Sporting Blackness: Race, Embodiment, and Critical Muscle Memory on Screen
Drawing on human kinetics-the study of the body in motion and the forces that act upon it-Sheppard deploys the term critical muscle memory to describe how representations of Black sporting bodies \"contain embodied, kinesthetic, and cinematic histories that go beyond a film's diegesis to index, circulate, reproduce, and/or counter broader narratives about Black sporting and non-sporting experiences in American society. \"4 5 This renewed emphasis on understanding how Blackness is continually conjured up and reconfigured within the particular aesthetic, political, and emotional registers demanded by the sports film feels in concert with Michael Boyce Gillespie's and Racquel Gates's recent calls for renewed focus on formal analysis in Black film and media studies.6 Sheppard demonstrates the reach of critical muscle memory as an investigative tool across four thoroughly researched chapters and varied case studies.

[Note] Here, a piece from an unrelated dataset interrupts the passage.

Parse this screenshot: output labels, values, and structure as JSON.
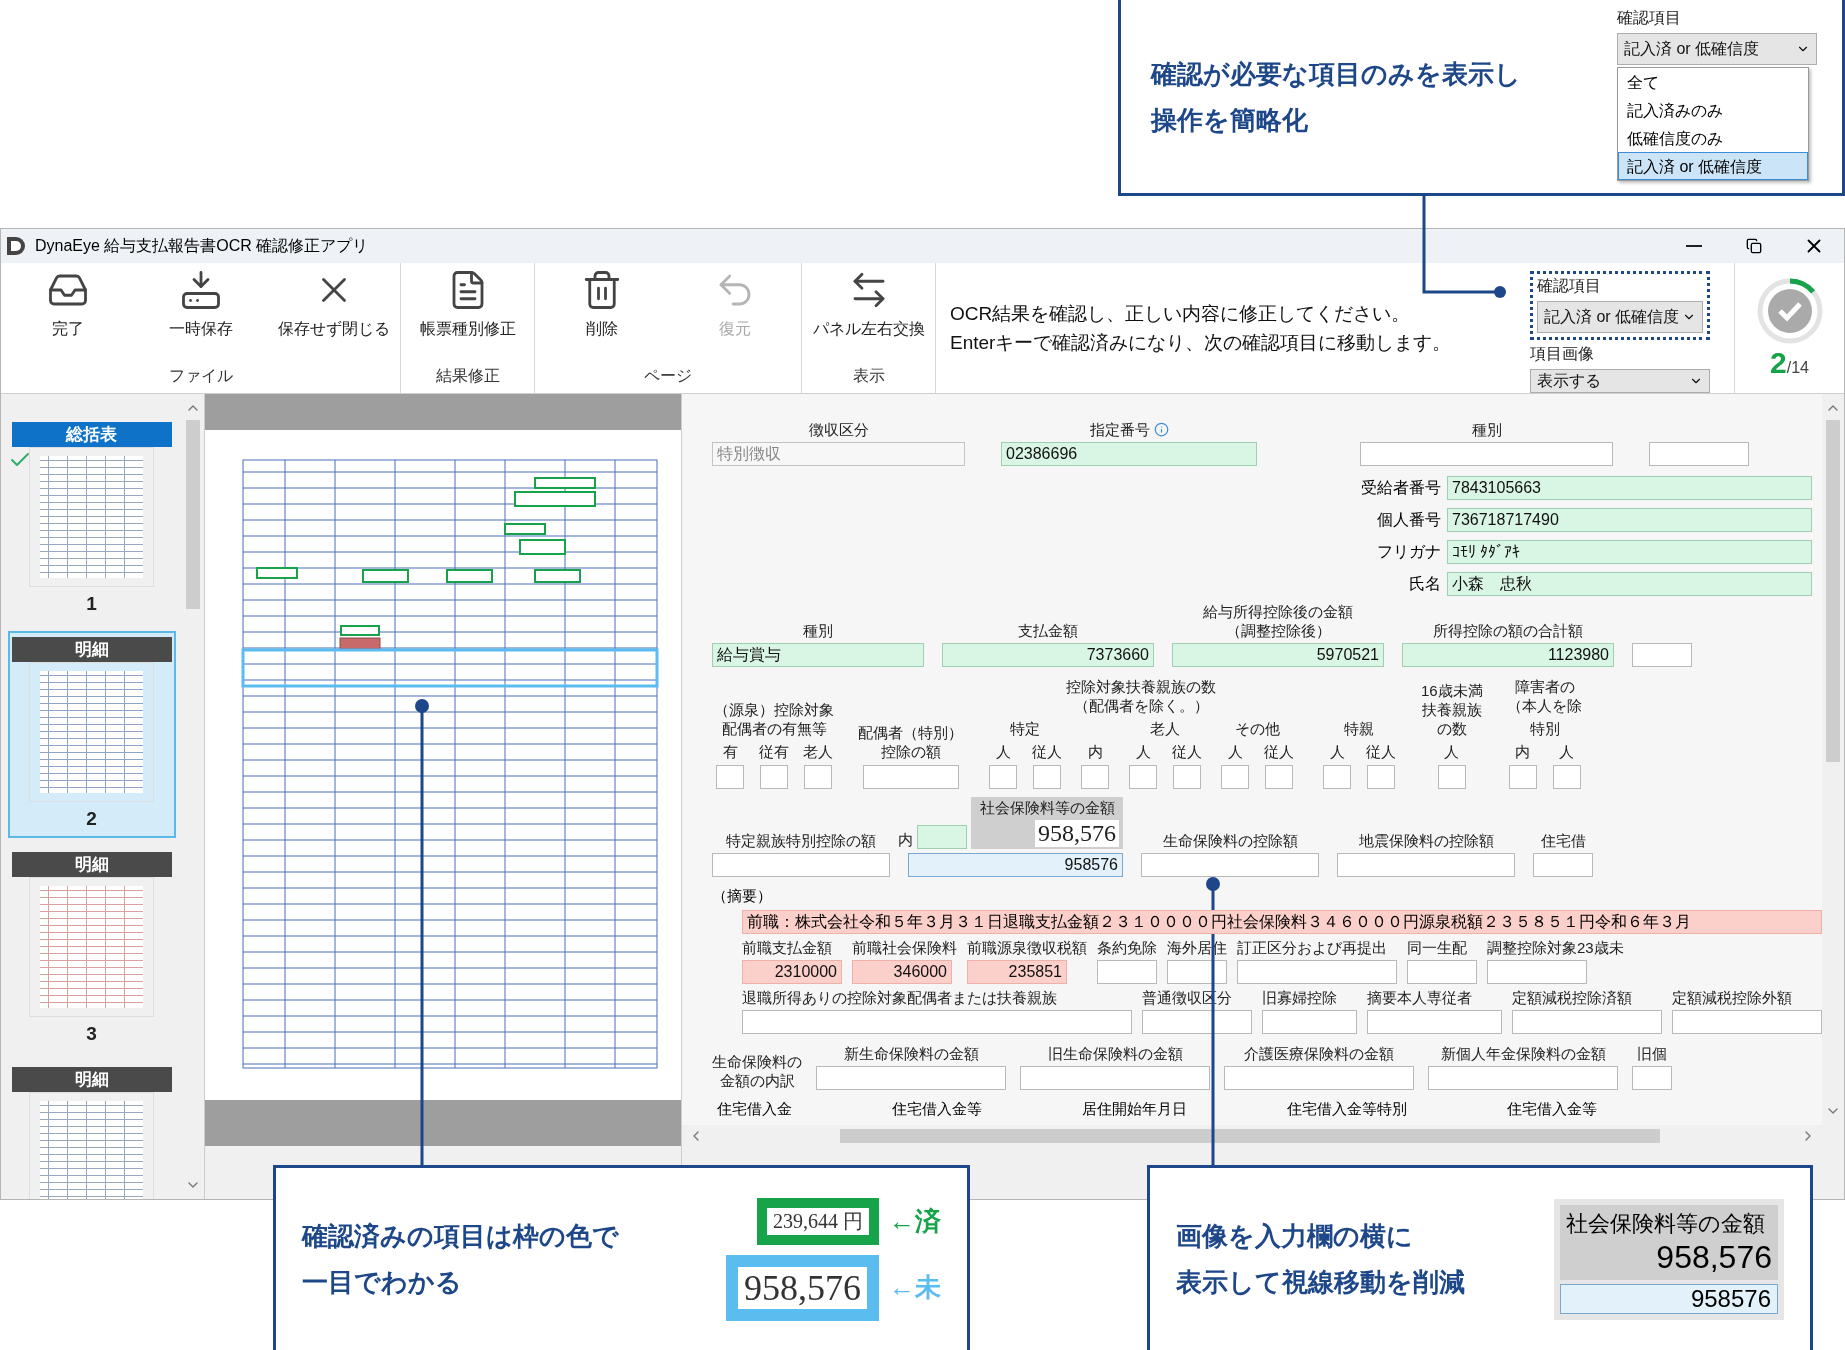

Chapter 2, \"Racial Iconicity and the Transmedia Black Athlete,\" unquestionably serves as the book's best display of interdisciplinarity as Sheppard traces transmedia incarnations of former Texas high school football star James \"Boobie\" Miles. [...]for many readers, it is only upon reading chapter 3, \"Black Female Incommensurability and Athletic Genders,\" that some of Sheppard's earlier choices, such as the aforementioned discussion of This Is a Game, Ladies, begin to coalesce.